RA’s Daily Russia News Blast – March 13, 2012
TODAY: Man dies in police custody after alleged torture; new opposition rally planned for St Petersburg; Reporters Without Borders concerned over web use in Russia; Pussy Riot members charged. Putin’s pricey election campaign; left wing forces to unite? Russia and West continue to clash on Syria; Lavrov urges Libya bombings probe; helicopter crash kills two. HIV rates up.
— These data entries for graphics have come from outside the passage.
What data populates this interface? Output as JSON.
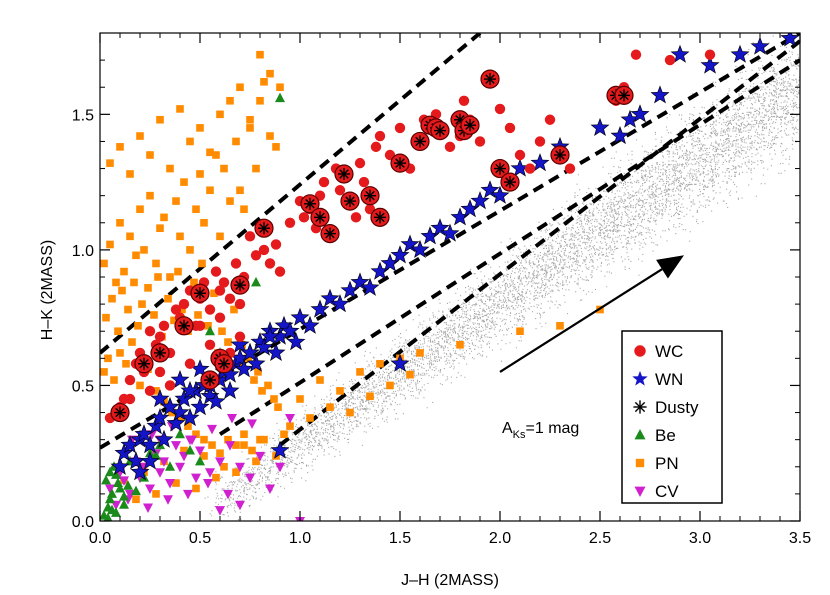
{
  "chart_data": {
    "type": "scatter",
    "xlabel": "J–H (2MASS)",
    "ylabel": "H–K (2MASS)",
    "xlim": [
      0.0,
      3.5
    ],
    "ylim": [
      0.0,
      1.8
    ],
    "x_ticks": [
      0.0,
      0.5,
      1.0,
      1.5,
      2.0,
      2.5,
      3.0,
      3.5
    ],
    "x_tick_labels": [
      "0.0",
      "0.5",
      "1.0",
      "1.5",
      "2.0",
      "2.5",
      "3.0",
      "3.5"
    ],
    "y_ticks": [
      0.0,
      0.5,
      1.0,
      1.5
    ],
    "y_tick_labels": [
      "0.0",
      "0.5",
      "1.0",
      "1.5"
    ],
    "grid": false,
    "legend_position": "lower-right",
    "annotation": {
      "text_main": "A",
      "text_sub": "Ks",
      "text_rest": "=1 mag",
      "arrow_from": [
        2.0,
        0.55
      ],
      "arrow_to": [
        2.92,
        0.98
      ]
    },
    "dashed_lines": [
      {
        "x": [
          0.0,
          1.9
        ],
        "y": [
          0.62,
          1.8
        ]
      },
      {
        "x": [
          0.0,
          3.5
        ],
        "y": [
          0.27,
          1.8
        ]
      },
      {
        "x": [
          0.6,
          3.5
        ],
        "y": [
          0.32,
          1.7
        ]
      },
      {
        "x": [
          0.9,
          3.5
        ],
        "y": [
          0.28,
          1.77
        ]
      }
    ],
    "series": [
      {
        "name": "WC",
        "marker": "circle",
        "color": "#e41a1c",
        "x": [
          0.05,
          0.1,
          0.12,
          0.15,
          0.18,
          0.2,
          0.22,
          0.25,
          0.28,
          0.3,
          0.32,
          0.35,
          0.38,
          0.4,
          0.42,
          0.45,
          0.48,
          0.5,
          0.52,
          0.55,
          0.58,
          0.6,
          0.62,
          0.65,
          0.68,
          0.7,
          0.72,
          0.75,
          0.78,
          0.8,
          0.82,
          0.85,
          0.88,
          0.9,
          0.95,
          1.0,
          1.02,
          1.05,
          1.08,
          1.1,
          1.12,
          1.15,
          1.18,
          1.2,
          1.22,
          1.25,
          1.28,
          1.3,
          1.32,
          1.35,
          1.38,
          1.4,
          1.45,
          1.5,
          1.55,
          1.6,
          1.62,
          1.65,
          1.68,
          1.7,
          1.75,
          1.8,
          1.82,
          1.85,
          1.9,
          1.95,
          2.0,
          2.05,
          2.1,
          2.15,
          2.2,
          2.25,
          2.3,
          2.35,
          2.58,
          2.6,
          2.62,
          2.68,
          2.85,
          3.05,
          0.3,
          0.25,
          0.5,
          0.6,
          0.65,
          0.7,
          0.45,
          0.55,
          0.35,
          0.15
        ],
        "y": [
          0.38,
          0.42,
          0.45,
          0.52,
          0.58,
          0.62,
          0.55,
          0.7,
          0.65,
          0.68,
          0.72,
          0.62,
          0.78,
          0.75,
          0.8,
          0.85,
          0.72,
          0.82,
          0.88,
          0.78,
          0.92,
          0.85,
          0.88,
          0.82,
          0.95,
          0.8,
          0.9,
          1.05,
          0.98,
          1.08,
          1.0,
          0.95,
          1.02,
          0.92,
          1.1,
          1.18,
          1.12,
          1.15,
          1.08,
          1.2,
          1.25,
          1.05,
          1.3,
          1.22,
          1.28,
          1.18,
          1.12,
          1.32,
          1.25,
          1.15,
          1.38,
          1.42,
          1.35,
          1.45,
          1.3,
          1.4,
          1.48,
          1.46,
          1.5,
          1.45,
          1.38,
          1.42,
          1.55,
          1.48,
          1.4,
          1.62,
          1.52,
          1.45,
          1.35,
          1.3,
          1.4,
          1.48,
          1.35,
          1.3,
          1.55,
          1.58,
          1.6,
          1.72,
          1.7,
          1.72,
          0.55,
          0.48,
          0.72,
          0.75,
          0.62,
          0.68,
          0.58,
          0.65,
          0.5,
          0.45
        ]
      },
      {
        "name": "WN",
        "marker": "star",
        "color": "#1515c8",
        "x": [
          0.1,
          0.12,
          0.15,
          0.18,
          0.2,
          0.22,
          0.25,
          0.28,
          0.3,
          0.32,
          0.35,
          0.38,
          0.4,
          0.42,
          0.45,
          0.48,
          0.5,
          0.52,
          0.55,
          0.58,
          0.6,
          0.62,
          0.65,
          0.68,
          0.7,
          0.72,
          0.75,
          0.78,
          0.8,
          0.82,
          0.85,
          0.88,
          0.9,
          0.92,
          0.95,
          0.98,
          1.0,
          1.05,
          1.1,
          1.15,
          1.2,
          1.25,
          1.3,
          1.35,
          1.4,
          1.45,
          1.5,
          1.55,
          1.6,
          1.65,
          1.7,
          1.75,
          1.8,
          1.85,
          1.9,
          1.95,
          2.0,
          2.05,
          2.1,
          2.2,
          2.3,
          2.5,
          2.6,
          2.65,
          2.7,
          2.8,
          2.9,
          3.05,
          3.2,
          3.3,
          3.45,
          0.3,
          0.4,
          0.5,
          0.6,
          0.7,
          0.35,
          0.45,
          0.55,
          0.65,
          0.75,
          0.85,
          1.5,
          0.9,
          0.2,
          0.25
        ],
        "y": [
          0.2,
          0.25,
          0.28,
          0.22,
          0.3,
          0.32,
          0.28,
          0.35,
          0.38,
          0.3,
          0.42,
          0.36,
          0.4,
          0.45,
          0.38,
          0.48,
          0.42,
          0.5,
          0.46,
          0.44,
          0.52,
          0.55,
          0.48,
          0.58,
          0.6,
          0.56,
          0.62,
          0.58,
          0.66,
          0.64,
          0.7,
          0.62,
          0.68,
          0.72,
          0.7,
          0.66,
          0.75,
          0.72,
          0.78,
          0.82,
          0.8,
          0.85,
          0.88,
          0.86,
          0.92,
          0.95,
          0.98,
          1.02,
          1.0,
          1.05,
          1.08,
          1.06,
          1.12,
          1.15,
          1.18,
          1.22,
          1.2,
          1.25,
          1.3,
          1.32,
          1.38,
          1.45,
          1.42,
          1.48,
          1.5,
          1.57,
          1.72,
          1.68,
          1.72,
          1.75,
          1.78,
          0.45,
          0.52,
          0.56,
          0.6,
          0.65,
          0.42,
          0.48,
          0.5,
          0.54,
          0.62,
          0.68,
          0.58,
          0.26,
          0.18,
          0.22
        ]
      },
      {
        "name": "Dusty",
        "marker": "asterisk",
        "color": "#000000",
        "x": [
          0.1,
          0.22,
          0.3,
          0.42,
          0.5,
          0.55,
          0.6,
          0.62,
          0.7,
          0.82,
          1.05,
          1.1,
          1.15,
          1.22,
          1.25,
          1.35,
          1.4,
          1.5,
          1.6,
          1.65,
          1.68,
          1.7,
          1.8,
          1.82,
          1.85,
          1.95,
          2.0,
          2.05,
          2.3,
          2.58,
          2.62
        ],
        "y": [
          0.4,
          0.58,
          0.62,
          0.72,
          0.84,
          0.52,
          0.6,
          0.58,
          0.87,
          1.08,
          1.17,
          1.12,
          1.06,
          1.28,
          1.18,
          1.2,
          1.12,
          1.32,
          1.4,
          1.46,
          1.45,
          1.44,
          1.48,
          1.44,
          1.46,
          1.63,
          1.3,
          1.25,
          1.35,
          1.57,
          1.57
        ]
      },
      {
        "name": "Be",
        "marker": "triangle",
        "color": "#1a8a1a",
        "x": [
          0.02,
          0.04,
          0.05,
          0.06,
          0.08,
          0.1,
          0.12,
          0.03,
          0.05,
          0.07,
          0.09,
          0.04,
          0.06,
          0.15,
          0.2,
          0.25,
          0.3,
          0.35,
          0.4,
          0.45,
          0.5,
          0.12,
          0.18,
          0.22,
          0.28,
          0.9,
          0.78,
          0.55,
          0.6,
          0.08,
          0.14
        ],
        "y": [
          0.02,
          0.05,
          0.08,
          0.1,
          0.03,
          0.12,
          0.06,
          0.15,
          0.18,
          0.2,
          0.14,
          0.01,
          0.04,
          0.22,
          0.18,
          0.25,
          0.28,
          0.2,
          0.32,
          0.26,
          0.22,
          0.09,
          0.11,
          0.16,
          0.24,
          1.56,
          0.88,
          0.7,
          0.62,
          0.17,
          0.13
        ]
      },
      {
        "name": "PN",
        "marker": "square",
        "color": "#ff8c00",
        "x": [
          0.02,
          0.05,
          0.08,
          0.1,
          0.12,
          0.15,
          0.18,
          0.2,
          0.22,
          0.25,
          0.28,
          0.3,
          0.32,
          0.35,
          0.38,
          0.4,
          0.42,
          0.45,
          0.48,
          0.5,
          0.52,
          0.55,
          0.58,
          0.6,
          0.62,
          0.65,
          0.68,
          0.7,
          0.72,
          0.75,
          0.78,
          0.8,
          0.82,
          0.85,
          0.88,
          0.9,
          0.03,
          0.06,
          0.09,
          0.11,
          0.14,
          0.17,
          0.19,
          0.21,
          0.24,
          0.27,
          0.29,
          0.31,
          0.34,
          0.37,
          0.39,
          0.41,
          0.44,
          0.47,
          0.49,
          0.51,
          0.54,
          0.57,
          0.59,
          0.61,
          0.64,
          0.67,
          0.69,
          0.71,
          0.74,
          0.77,
          0.79,
          0.81,
          0.84,
          0.87,
          0.89,
          0.02,
          0.04,
          0.07,
          0.1,
          0.13,
          0.16,
          0.2,
          0.24,
          0.28,
          0.32,
          0.36,
          0.4,
          0.44,
          0.48,
          0.52,
          0.56,
          0.6,
          0.64,
          0.68,
          0.72,
          0.76,
          0.8,
          0.05,
          0.1,
          0.15,
          0.2,
          0.25,
          0.3,
          0.35,
          0.4,
          0.45,
          0.5,
          0.55,
          0.6,
          0.65,
          0.7,
          0.75,
          0.8,
          0.85,
          1.0,
          1.1,
          1.2,
          1.3,
          1.4,
          1.5,
          1.6,
          1.8,
          2.1,
          2.3,
          2.5,
          1.05,
          1.15,
          1.25,
          1.35,
          1.45,
          1.55,
          0.95,
          0.12,
          0.22,
          0.32,
          0.42,
          0.52,
          0.62,
          0.72,
          0.82,
          0.92,
          0.18,
          0.28,
          0.38,
          0.48,
          0.58,
          0.68,
          0.78,
          0.88
        ],
        "y": [
          0.95,
          1.02,
          0.88,
          1.1,
          0.92,
          1.05,
          0.98,
          1.15,
          1.0,
          1.2,
          0.95,
          1.08,
          1.12,
          0.9,
          1.18,
          1.05,
          1.25,
          1.0,
          1.15,
          1.28,
          1.1,
          1.22,
          1.35,
          1.05,
          1.3,
          1.18,
          1.4,
          1.22,
          1.15,
          1.45,
          1.3,
          1.55,
          1.62,
          1.42,
          1.38,
          1.6,
          0.75,
          0.82,
          0.7,
          0.85,
          0.78,
          0.88,
          0.72,
          0.8,
          0.86,
          0.76,
          0.9,
          0.68,
          0.82,
          0.74,
          0.92,
          0.78,
          0.7,
          0.88,
          0.76,
          0.95,
          0.72,
          0.84,
          0.62,
          0.7,
          0.66,
          0.78,
          0.58,
          0.65,
          0.6,
          0.52,
          0.55,
          0.48,
          0.5,
          0.45,
          0.42,
          0.55,
          0.6,
          0.52,
          0.62,
          0.58,
          0.66,
          0.5,
          0.56,
          0.48,
          0.44,
          0.4,
          0.38,
          0.35,
          0.32,
          0.3,
          0.28,
          0.25,
          0.3,
          0.28,
          0.32,
          0.26,
          0.3,
          1.32,
          1.38,
          1.28,
          1.42,
          1.35,
          1.48,
          1.3,
          1.52,
          1.4,
          1.45,
          1.36,
          1.5,
          1.55,
          1.6,
          1.48,
          1.72,
          1.65,
          0.45,
          0.52,
          0.48,
          0.55,
          0.58,
          0.6,
          0.62,
          0.65,
          0.7,
          0.72,
          0.78,
          0.38,
          0.42,
          0.4,
          0.46,
          0.5,
          0.54,
          0.35,
          0.15,
          0.18,
          0.22,
          0.26,
          0.24,
          0.2,
          0.28,
          0.3,
          0.32,
          0.08,
          0.1,
          0.14,
          0.12,
          0.16,
          0.18,
          0.22,
          0.24
        ]
      },
      {
        "name": "CV",
        "marker": "triangle-down",
        "color": "#d020d0",
        "x": [
          0.05,
          0.1,
          0.12,
          0.15,
          0.18,
          0.2,
          0.22,
          0.25,
          0.28,
          0.3,
          0.32,
          0.35,
          0.38,
          0.4,
          0.42,
          0.45,
          0.48,
          0.5,
          0.55,
          0.6,
          0.65,
          0.7,
          0.75,
          0.8,
          0.85,
          0.9,
          0.08,
          0.14,
          0.24,
          0.34,
          0.44,
          0.54,
          0.64,
          0.26,
          0.36,
          0.46,
          0.56,
          0.66,
          0.76,
          0.95,
          1.0,
          0.7,
          0.6,
          0.16,
          0.3
        ],
        "y": [
          0.12,
          0.18,
          0.15,
          0.1,
          0.22,
          0.16,
          0.2,
          0.12,
          0.25,
          0.18,
          0.22,
          0.14,
          0.28,
          0.2,
          0.24,
          0.3,
          0.16,
          0.26,
          0.18,
          0.22,
          0.28,
          0.2,
          0.16,
          0.24,
          0.12,
          0.2,
          0.06,
          0.08,
          0.05,
          0.08,
          0.1,
          0.14,
          0.1,
          0.32,
          0.35,
          0.3,
          0.34,
          0.38,
          0.36,
          0.38,
          0.0,
          0.06,
          0.04,
          0.3,
          0.3
        ]
      }
    ],
    "background": {
      "name": "field stars",
      "color": "#9a9a9a",
      "trend": {
        "x": [
          0.55,
          3.5
        ],
        "y": [
          0.05,
          1.6
        ]
      }
    }
  }
}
The chief of police in Kazan has been suspended following the death of a detainee in police custody last week. Relatives of the victim, as well as doctors, have alleged that he was violently tortured by officers prior to his death. Kremlin critics in St Petersburg reportedly plan to hold a rally of 15,000 people in the city’s center on March 24. ‘[T]he hard graft for the opposition is now just starting,’ says the Guardian. Weary Russian media employees have taken a (humorous) stand against the demonstrations in Moscow with a Facebook group. The Moscow city authorities apparently plan no changes to the federal law on rallies, despite rumors to the contrary. US Ambassador to Russia and opposition sympathizer Michael McFaul has told the Peterson Institute for International Economics in Washington that Russia is undergoing a ‘civil society renewal’. In its 2012 “Enemies of the Internet” report, Reporters Without Borders has found that there are concerns about Russia’s respect of Internet freedom. Hooliganism charges have been filed against two members of the riot grrl band Pussy Riot following their ‘punk prayer’ in a Moscow cathedral. Posters in support of the band which have appeared in Novosibirsk have brought a new meaning to iconoclasm, the Moscow Times reports.